私のプロフィール 実家になかった物を発見する場所

 私の母の実家や、その親戚の家が長野県長野市に多いことは、おそらく前にも書いたことだと思います。今回は、それだけではなかったということを述べてみたいと思います。少年時代の私は、東京の実家から長野に連れて行かれるたびに、何か新しい物を見つけたり、学んだりしていました。
 以前、善光寺さんの山門で蝉(セミ)を初めてつかんだことを書きました。小学校四年の夏のことだったと思います。その頃は、他にも初めて経験させられたことがありました。
 まず、将棋の遊びというものを、初めて年上の従兄から教えてもらいました。本将棋はもちろんのこと、はさみ将棋回り将棋、将棋崩しなんかを、長野県松代の母の実家で遊んで学びました。また、そこでは初めてカラーテレビなるものを見ました。当時、私の東京の実家ではまだ白黒テレビだったので、長野の親戚の家で『銭形平次』や『柔道一直線』なんかをカラーの映像で観て、本当にびっくりしました。
 中学一年の頃、長野の親戚の家に行って、初めて見たのはハッピーバード(平和鳥)というインテリア玩具でした。これも、私の生まれ育った東京の実家にはなかったものです。ガラスでできた鳥の中に入っていた液体は、エーテルだったそうです。今の若い世代の人がそれを見ると、何でそれが面白いのかわからない、という意見もあるそうです。その頃の私がそれを面白いと思ったかどうかは憶(おぼ)えていませんが、それを「欲しいなあ」と思ったのは事実です。東京の実家へ帰って、間もなくして、お茶の間のテレビの上に、どこからか買ってきたハッピーバードが置かれて、水を飲むようになりました。
 もう一つ、忘れられない思い出がありました。小学生になる前の冬に、私は東京で見たこともなかったほど大量の粉雪が舞う時期に、長野市の母の実家に連れて行かれました。その時、他のいとこ達は、元気に外で遊んでいましたが、なぜか私一人は、東京から持ってきた河田のダイヤブロックで遊んでいたそうです。そのダイヤブロックは、全て同じ形で、赤も黄色も青も透明色の初期バージョンのものでした。しかし、当時の長野県では、それはまだ子供の玩具として知られて普及する前だったようです。それが同じ長野県の東部町の工場で製造されていたにもかかわらず、誰もそのことを知りませんでした。
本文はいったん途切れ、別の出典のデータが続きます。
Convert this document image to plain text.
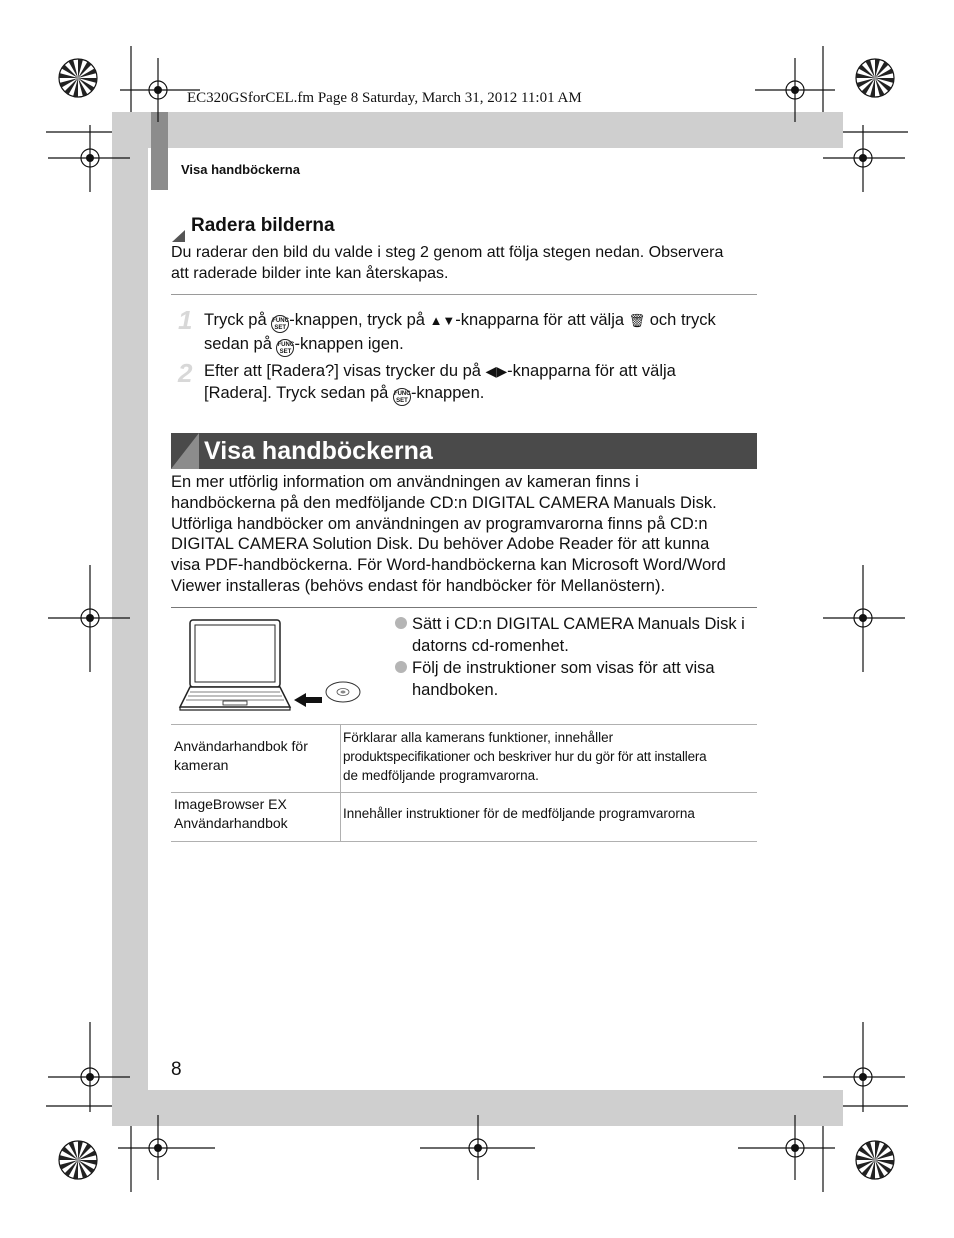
EC320GSforCEL.fm Page 8 Saturday, March 31, 2012 11:01 AM
Visa handböckerna
Radera bilderna
Du raderar den bild du valde i steg 2 genom att följa stegen nedan. Observera
att raderade bilder inte kan återskapas.
1 Tryck på FUNC
SET -knappen, tryck på ▲▼-knapparna för att välja 🗑 och tryck
sedan på FUNC
SET -knappen igen.
2 Efter att [Radera?] visas trycker du på ◀▶-knapparna för att välja
[Radera]. Tryck sedan på FUNC
SET -knappen.
Visa handböckerna
En mer utförlig information om användningen av kameran finns i
handböckerna på den medföljande CD:n DIGITAL CAMERA Manuals Disk.
Utförliga handböcker om användningen av programvarorna finns på CD:n
DIGITAL CAMERA Solution Disk. Du behöver Adobe Reader för att kunna
visa PDF-handböckerna. För Word-handböckerna kan Microsoft Word/Word
Viewer installeras (behövs endast för handböcker för Mellanöstern).
Sätt i CD:n DIGITAL CAMERA Manuals Disk i
datorns cd-romenhet.
Följ de instruktioner som visas för att visa
handboken.
Användarhandbok för
kameran
Förklarar alla kamerans funktioner, innehåller
produktspecifikationer och beskriver hur du gör för att installera
de medföljande programvarorna.
ImageBrowser EX
Användarhandbok
Innehåller instruktioner för de medföljande programvarorna
8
東京からハイカラなおもちゃを持ってきたな、くらいに思われていたようです。
 幼い私は一人で、田舎のコタツにあたって遊んでいました。そして、ついブロックの一つを、コタツの中の煉炭(レンタン)の中へ落としてしまいました。そのたった一つの小さな赤い透明な四角いブロックは、煉炭の炎の中で溶けてねじ曲がってしまいました。それを見て、幼い私は大泣きしてしまいました。それを横でじっと見ていた親戚の伯父さんは、そうか可哀想(かわいそう)にと言って、ダイヤブロックのスペアを買いに、次の日に近所のおもちゃ屋さんに行きました。「ダイヤブロックと言ったら、これしかなかったんだよ。悪いけど、これで我慢してくれな。」と伯父さんは言って、透明色でない鉛筆用のキャップを二つつなげたような形の色とりどりの『ブロックもどき』が200個くらい入った箱を私にくれました。
 私も含めて、まわりの誰もが、それは河田のダイヤブロックをパクった『まがいもの』に違いないと思いました。そんなブロック玩具の偽物でも、長野の田舎の人間にはばれるまいと企(たくら)まれて、田舎のおもちゃ屋で売られていたに違いない、と皆は思っていました。けれども、子供は、たとえそうであっても、それをもらって喜んで遊んでしまうものです。それほど頭が柔らかかったのでしょう。その『まがいもの』で、カーブのある翼とか筒を作って遊んでいました。
 最近、河田のホームページで、『ダイヤブロックの歴史』なるものを拝見して、私は驚くべき発見をしました。実は、あの透明色でない鉛筆用のキャップを二つつなげたような形のブロックは、初期のダイヤブロックのプロトタイプだったそうです。つまり、『まがいもの』どころか、正真正銘の河田のブロックのプロトタイプが、地元のおもちゃ屋さんに売っていた、というのが真実だったというわけです。
 こうしたことに限らず、東京都と長野県とで、私にとっては、比較してみるとまるで異郷の地の異邦人や異文化であるような事柄が他にもあると言えます。それを見つけるたびに、あるいは、その微妙な違いを知るたびに、私にとっては、ある種の刺激とか学びの心とかにつながっているように思われます。